– Согласен, – и поторопился добавить, пока она не ушла, сочтя разговор законченным (а она так и собиралась сделать, это точно!): – А как же… как же мы-то с вами, Машенька? То, что было задумано… ведь не только…
Он передернулся, слушая собственные беспомощные речи. Маша отвернулась. Уйдет сейчас, понял он и – а, к черту все! – крепко взял ее за руку.
– Нет уж, выслушайте.
Машенька дернула руку, но настоять на своем не хватило-таки твердости; не глядя на него, она быстро вздохнула.
– Я знаю, что выхожу полный подлец! Перед всеми, Машенька, пусть – перед всеми… кроме вас! То, что у нас с вами… с тобой было, это… Да я только теперь по-настоящему жить начал!
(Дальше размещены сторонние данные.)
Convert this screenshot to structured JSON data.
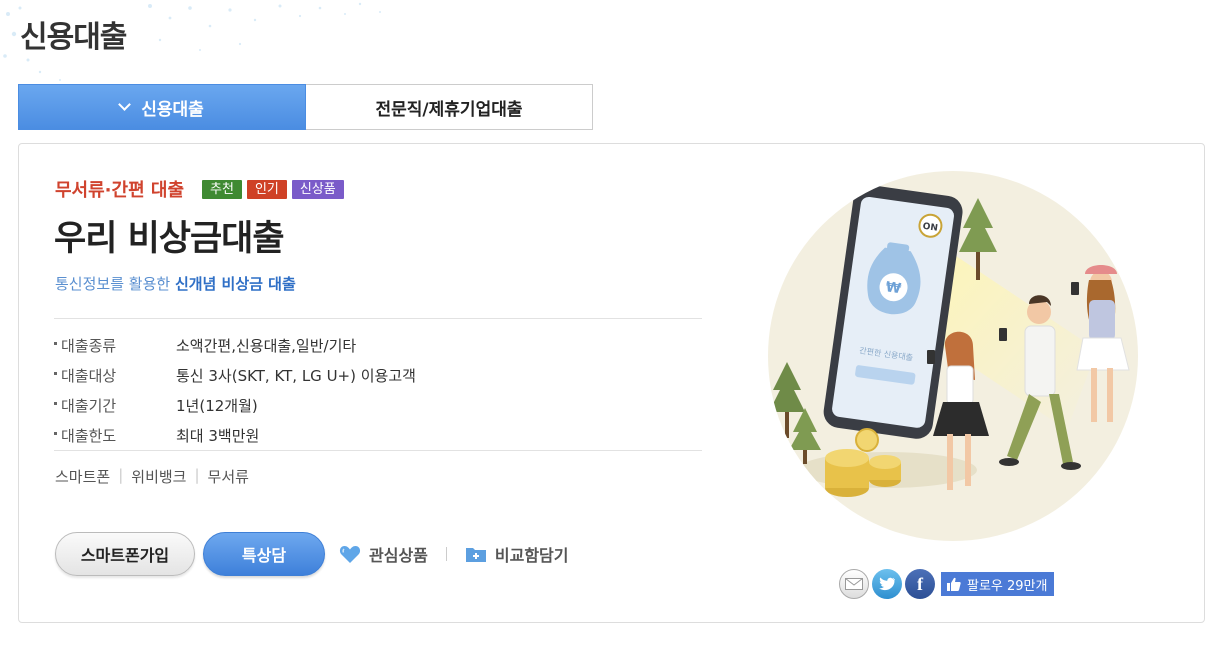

Понял, что могу – без вранья, и что-то делать, что-то получается! Там, на прииске… людям в глаза… и ты, Машенька… – Он торопился и никак не мог сказать того, что хотел. Слова, обычно такие послушные, разбегались, ни следа не оставляя от его знаменитого красноречия. Он подумал со злостью: ничего не выходит! – и вдруг увидел, что Машенька смотрит на него.
Нет, это был совсем не прежний ее влюбленный взгляд. Прозрачная стенка оставалась. Но может быть, потому лишь, что он очень того хотел, ему показалось, что стенка эта сделалась тоньше.
– Я не прошу отвечать сейчас. Просто – намекни… дай мне надежду. Вот такую маленькую. Тогда я буду ждать и даже не напомню, пока сама не решишь.
– Надежду, – повторила Машенька слегка растерянно. Хотела сказать еще что-то, но, поколебавшись, промолчала. Шагнула к двери, и тут уж он не стал ее удерживать.
Надежда была ему оставлена – он это понял. Слушая, как затихают в коридоре легкие неровные шаги, тихо пробормотал:
– Вера, Надежда, Любовь. И мать их Софья. Ах, Софи, Софи…
Нет, он вовсе не сожалел о том, что упустил петербургскую хрустальную девочку. Просто звучало – красиво. А обходиться без красивых фраз Серж Дубравин так и не научился.